Deregulation was one of President Trump’s top campaign promises. Expectations for it helped spark a post-election stock rally that boosted highly regulated sectors like banking and biotech.
I’ve thought all along people expected too much. Presidents don’t get a magic wand on Inauguration Day, and they can’t bring on major change just by talking about it.
Now, formerly bullish investors and business leaders are starting to curb their enthusiasm.
Tax reform is already getting pushed back to 2018 and possibly later. And the Obamacare replacement plan—as well as the tax cuts that are part of it—is going nowhere fast. At least one GOP senator says a deal is unlikely this year.
If those are off the table, can we at least count on regulatory relief?
To some degree, yes… but we may have already seen most of it. If your investment strategy counts on deregulation to boost stock prices, you might want to reconsider.
Deregulation was high on the priority list in January. Congress passed legislation reversing some of the Obama administration’s last-minute initiatives. President Trump signed an executive order telling agencies to rescind two regulations for each new one.
Except, that’s not what it said.
The actual order, which you can read right here, says agencies must identify two regulations for repeal for each new one they issue.
Identifying a regulation to repeal is not the same as actually repealing it. Many in the media and on Wall Street missed that part.
The reason Trump’s EO was so meekly worded is because even the president can’t wipe out most regulations by the stroke of a pen. There’s a legal process for both making and repealing them.
Agencies have to gather information, study costs and benefits, allow public comment, etc.
This takes time—and with good reason.
Some regulations may be bad for business, but constantly and arbitrarily changing regulations would be even worse. Stability is one reason the United States is the world’s largest economy.
It’s possible, if not likely, that this EO will ultimately get rid of some regulations. But it won’t happen until somebody sets the process in motion and stays with it to the end.
And that won’t happen until “somebody” is there to do it.
Presidents appoint the top leadership in most government agencies, with the Senate’s advice and consent.
We hear about the cabinet secretaries and see them on TV, but the real work of running the agencies happens just below. The assistant secretaries, undersecretaries, etc., are critical to getting anything done… like repealing regulations.
Yet the White House seems in no hurry to fill most of those jobs.
As of last week, more than four months into the Trump presidency, 79% (442 of 559) of the key positions requiring Senate confirmation still have no nominee. Click here to see the full list.
It’s unclear what is taking so long. One theory: The White House wants to leave those jobs vacant, thinking it will paralyze the bureaucracy.
But paralysis, in this context, simply keeps the status quo in place. It cedes power to unelected bureaucrats and Obama holdovers.
If you’re a business waiting on some kind of answer from the USDA, you could be waiting a long time. Ditto at other departments.
Those regulations business groups dislike will not rescind themselves. It will happen only when reform-minded people are in place and pushing for it. And that’s nowhere near happening yet.

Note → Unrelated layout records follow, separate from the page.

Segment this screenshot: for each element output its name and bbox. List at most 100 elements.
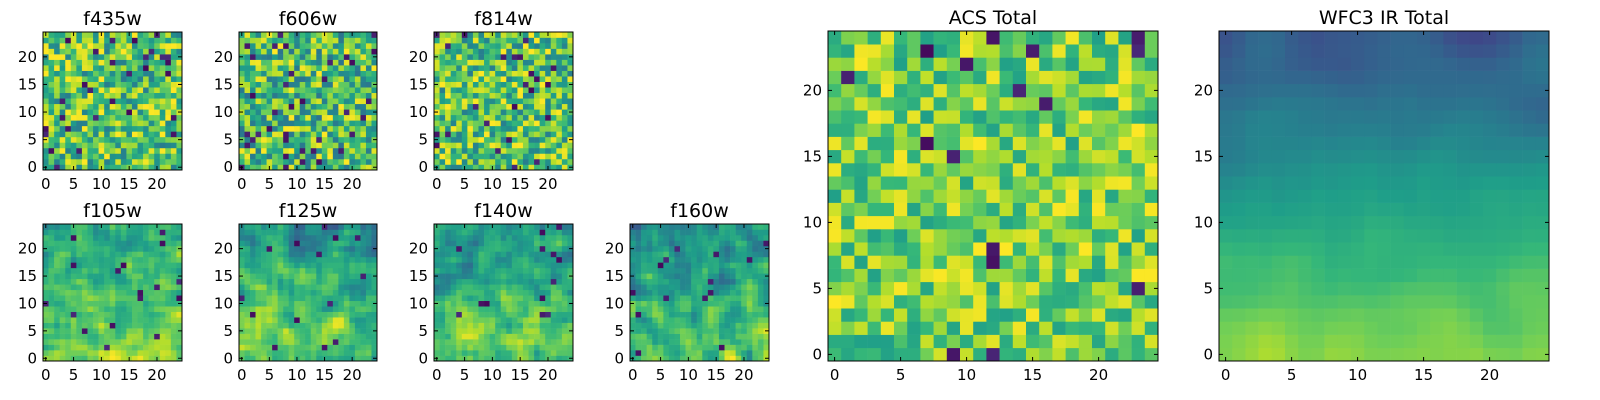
heatmap-cell [528, 37, 535, 44]
heatmap-cell [522, 153, 529, 160]
x-tick-label: 5 [265, 366, 275, 384]
heatmap-cell [360, 284, 367, 291]
heatmap-cell [1144, 281, 1159, 296]
heatmap-cell [170, 300, 177, 307]
heatmap-cell [556, 125, 563, 132]
heatmap-cell [93, 339, 99, 345]
heatmap-cell [663, 251, 670, 258]
heatmap-cell [48, 355, 55, 362]
heatmap-cell [338, 147, 345, 154]
heatmap-cell [98, 295, 105, 302]
heatmap-cell [59, 65, 66, 71]
heatmap-cell [550, 48, 557, 55]
heatmap-cell [338, 32, 345, 38]
heatmap-cell [456, 131, 463, 138]
heatmap-cell [261, 273, 267, 280]
heatmap-cell [294, 328, 301, 334]
heatmap-cell [327, 229, 334, 236]
heatmap-cell [288, 54, 295, 60]
heatmap-cell [1026, 242, 1040, 256]
heatmap-cell [131, 98, 138, 105]
heatmap-cell [98, 339, 105, 345]
heatmap-cell [517, 43, 524, 49]
heatmap-cell [277, 136, 284, 143]
heatmap-cell [137, 240, 144, 247]
heatmap-cell [539, 164, 546, 171]
heatmap-cell [299, 76, 306, 82]
heatmap-cell [735, 328, 742, 334]
heatmap-cell [148, 278, 155, 285]
heatmap-cell [517, 256, 524, 263]
heatmap-cell [104, 251, 111, 258]
heatmap-cell [365, 300, 372, 307]
heatmap-cell [1065, 163, 1080, 177]
heatmap-cell [176, 98, 183, 105]
y-tick-label: 20 [409, 240, 428, 258]
heatmap-cell [288, 256, 295, 263]
heatmap-cell [115, 251, 122, 258]
heatmap-cell [54, 131, 60, 138]
heatmap-cell [1078, 176, 1093, 190]
heatmap-cell [999, 255, 1014, 269]
heatmap-cell [360, 289, 367, 296]
heatmap-cell [354, 59, 361, 66]
heatmap-cell [495, 164, 502, 171]
heatmap-cell [321, 273, 328, 280]
heatmap-cell [456, 229, 463, 236]
heatmap-cell [534, 328, 540, 334]
heatmap-cell [641, 278, 647, 285]
heatmap-cell [439, 153, 446, 160]
heatmap-cell [159, 273, 166, 280]
heatmap-cell [500, 131, 507, 138]
heatmap-cell [104, 273, 111, 280]
heatmap-cell [707, 284, 714, 291]
heatmap-cell [528, 158, 535, 165]
heatmap-cell [338, 37, 345, 44]
heatmap-cell [305, 54, 312, 60]
heatmap-cell [176, 32, 183, 38]
heatmap-cell [332, 251, 339, 258]
heatmap-cell [1026, 308, 1040, 322]
heatmap-cell [54, 300, 60, 307]
heatmap-cell [176, 339, 183, 345]
heatmap-cell [517, 125, 524, 132]
heatmap-cell [98, 273, 105, 280]
heatmap-cell [757, 300, 764, 307]
heatmap-cell [120, 32, 127, 38]
heatmap-cell [1092, 215, 1106, 230]
heatmap-cell [867, 229, 882, 243]
heatmap-cell [137, 229, 144, 236]
heatmap-cell [691, 224, 698, 230]
heatmap-cell [239, 234, 245, 241]
heatmap-cell [517, 87, 524, 94]
heatmap-cell [933, 334, 948, 349]
heatmap-cell [517, 48, 524, 55]
heatmap-cell [59, 295, 66, 302]
heatmap-cell [500, 306, 507, 312]
heatmap-cell [746, 300, 753, 307]
heatmap-cell [343, 70, 350, 77]
heatmap-cell [663, 322, 670, 329]
heatmap-cell [104, 92, 111, 99]
heatmap-cell [445, 76, 451, 82]
heatmap-cell [534, 59, 540, 66]
heatmap-cell [126, 147, 133, 154]
heatmap-cell [680, 328, 686, 334]
heatmap-cell [272, 109, 278, 116]
heatmap-cell [550, 98, 557, 105]
heatmap-cell [517, 136, 524, 143]
heatmap-cell [550, 350, 557, 356]
heatmap-cell [545, 300, 552, 307]
heatmap-cell [528, 339, 535, 345]
heatmap-cell [148, 81, 155, 88]
heatmap-cell [461, 322, 468, 329]
heatmap-cell [1144, 334, 1159, 349]
heatmap-cell [371, 98, 378, 105]
heatmap-cell [757, 278, 764, 285]
heatmap-cell [59, 136, 66, 143]
heatmap-cell [500, 37, 507, 44]
heatmap-cell [266, 109, 273, 116]
heatmap-cells [828, 31, 1159, 362]
heatmap-cell [305, 262, 312, 269]
heatmap-cell [310, 43, 317, 49]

Winners and Losers of Deregulation
What the deregulation people are betting on might eventually happen, but we don’t know when. Will it even matter?
You bet it will—but maybe not in the way you think.
Government regulations don’t affect every business equally. Compliance costs money that small newcomers often don’t have. This protects established industry leaders from new competition, which is bad for everyone.
Other things being equal, the winners of deregulation should be the smaller players that previously lacked compliance capacity.
Conversely, deregulation’s losers should be the larger companies whose size and lobbying muscle previously insulated them from innovative competitors.
Now, add something else to this equation.
As a general rule, the publicly traded companies whose shares you might own are among the biggest players in their markets. The start-ups that might disrupt them are usually private.
Why, then, do we assume deregulation is good for stocks? It might be the opposite. And why are public company CEOs pushing for it?
The answer is that larger businesses don’t want full deregulation. They want selective deregulation that reduces their compliance costs while still hindering potential competitors.
Unfortunately for them, they may not get anything at all.
How Regulation Influences Growth
Some regulations are necessary. They ought to serve the public interest—which may not be in the interest of whoever is being regulated.
However, some regulations are outdated or counterproductive, so periodic pruning is a good idea, if it’s done wisely.
At the Strategic Investment Conference last month, Jefferies & Co. strategist David Zervos estimated that needless regulation reduces economic growth by 10%. That means our present GDP growth rate of around 2% might rise to 2.2% if we rationalized the regulatory state.
While 2.2% would be an improvement, it still isn’t stellar. Trump administration officials say their agenda of tax reform, spending cuts, and deregulation can raise real GDP growth to the 3% range.
Very few economists think 3% growth is likely or sustainable, even if Trump and the Republicans get everything they want—and I’m very sure they won’t.
Without faster economic growth, it’s hard to justify today’s stock prices, let alone higher ones in the future. At some point, this will be obvious to everyone, and markets will adjust. The only question is when.